Inquirer put the same set of questions to McKim, Home Affairs Minister Peter Dutton and opposition immigration spokesman Shayne Neumann, asking if they were worried about housing affordability and congestion and if migration should be lowered to help deal with it; if they had a population policy; and, if so, what were their future population targets.
None of the three articulated a population policy, none was prepared to link housing and congestion problems to migration levels, and none would say they would cut migration until the problems were fixed.
Neumann says: “Australians in all cities are understandably frustrated with clogged infrastructure but this is more about the Turnbull government’s poor development and jobs policies rather than current immigration numbers. Labor knows that housing affordability is a huge issue across the country … blame has to be put at the Abbott-Turnbull government’s (ignoring) of warnings to act on unfair and distortionary housing tax concessions and on the risks associated with increased borrowing in superannuation funds.”
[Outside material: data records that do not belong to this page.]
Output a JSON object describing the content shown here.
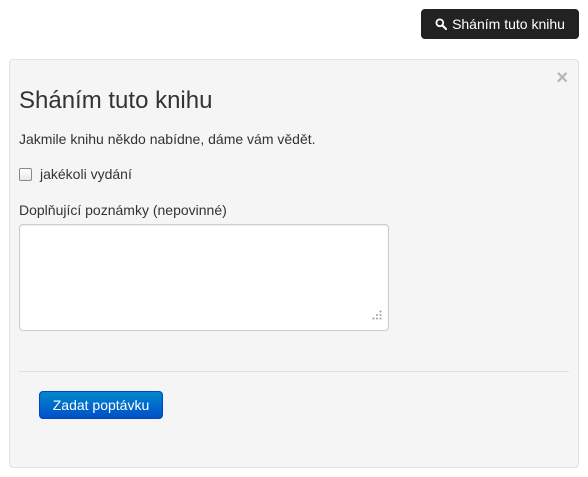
{
  "header": {
    "button_label": "Sháním tuto knihu",
    "button_icon": "search-icon"
  },
  "panel": {
    "close_label": "×",
    "title": "Sháním tuto knihu",
    "lead": "Jakmile knihu někdo nabídne, dáme vám vědět.",
    "checkbox_label": "jakékoli vydání",
    "checkbox_checked": false,
    "notes_label": "Doplňující poznámky (nepovinné)",
    "notes_value": "",
    "submit_label": "Zadat poptávku"
  },
  "colors": {
    "top_button_bg": "#222222",
    "panel_bg": "#f5f5f5",
    "submit_bg": "#0069cc"
  }
}
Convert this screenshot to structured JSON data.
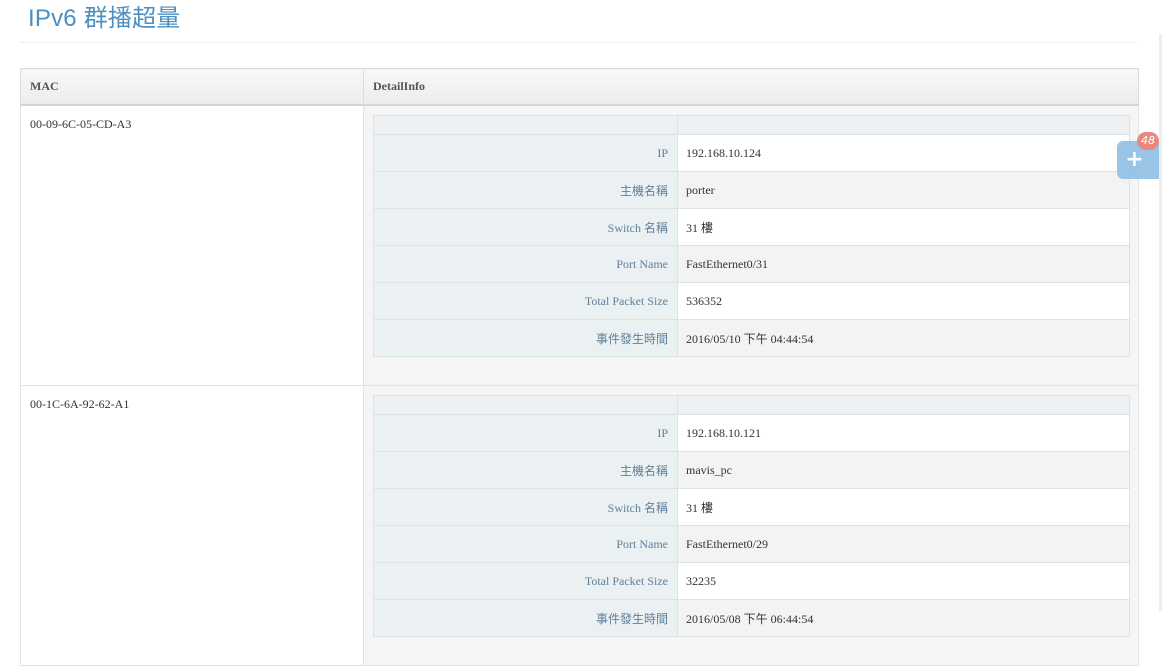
{
  "page": {
    "title": "IPv6 群播超量"
  },
  "table": {
    "headers": {
      "mac": "MAC",
      "detail": "DetailInfo"
    },
    "rows": [
      {
        "mac": "00-09-6C-05-CD-A3",
        "details": [
          {
            "label": "IP",
            "value": "192.168.10.124"
          },
          {
            "label": "主機名稱",
            "value": "porter"
          },
          {
            "label": "Switch 名稱",
            "value": "31 樓"
          },
          {
            "label": "Port Name",
            "value": "FastEthernet0/31"
          },
          {
            "label": "Total Packet Size",
            "value": "536352"
          },
          {
            "label": "事件發生時間",
            "value": "2016/05/10 下午 04:44:54"
          }
        ]
      },
      {
        "mac": "00-1C-6A-92-62-A1",
        "details": [
          {
            "label": "IP",
            "value": "192.168.10.121"
          },
          {
            "label": "主機名稱",
            "value": "mavis_pc"
          },
          {
            "label": "Switch 名稱",
            "value": "31 樓"
          },
          {
            "label": "Port Name",
            "value": "FastEthernet0/29"
          },
          {
            "label": "Total Packet Size",
            "value": "32235"
          },
          {
            "label": "事件發生時間",
            "value": "2016/05/08 下午 06:44:54"
          }
        ]
      }
    ]
  },
  "fab": {
    "icon": "plus-icon",
    "symbol": "+",
    "badge": "48"
  }
}
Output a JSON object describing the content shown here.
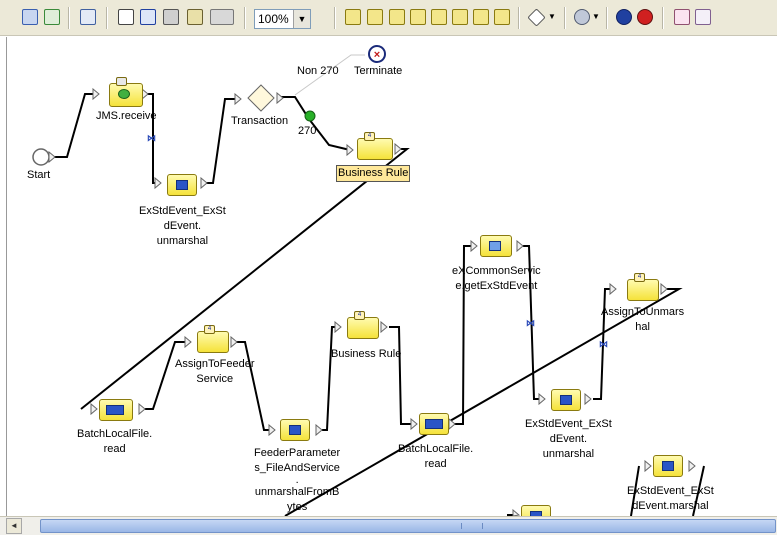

Dutton says: “It is simplistic to blame permanent migration and shorter-term visitors for the pressures Australians feel from congestion and other pressures on infrastructure. State governments have a lead role to play in getting the planning arrangements right, yet some have failed to do so.”
Daley says one of the factors preventing governments from acting to cut migration is the business lobby, particularly employers liking a steady flow of skilled migrants, and big developers who make money out of building housing and offices for them.
The lobby group that represents the big developers is Urban Taskforce Australia, whose chief executive Chris Johnson does not deny the companies he represents, like Mirvac and Lend Lease, have a vested interest.
But he points to a bigger issue that demographers in universities and state and federal governments have repeatedly warned about: without substantial migration, the ageing of the population will become exponential in coming decades and place an immense burden on working people in future generations to fund retirees’ pensions and health needs.
Johnson points to a NSW government intergenerational report a couple of years ago. The study found that while 40 years ago there were seven income-earning taxpayers for each retiree, at the time of the report it was down to four, and projecting out 40 years from now, it could end up at 2.4.
“I think what others are missing is this big bubble of older people moving through Australia, moving out of work and moving into the health system to some extent.
“The clear indication was that we needed more migration, fundamentally. You need to boost younger workers earning taxes to keep the country in balance.”
Which, once again, is exactly what Rafael and Ana Luiza are doing, and Marcelo and any other children will do after them.
Rafael says: “We are permanent residents, Marcelo’s born an Aussie, so our family’s future is definitely here.”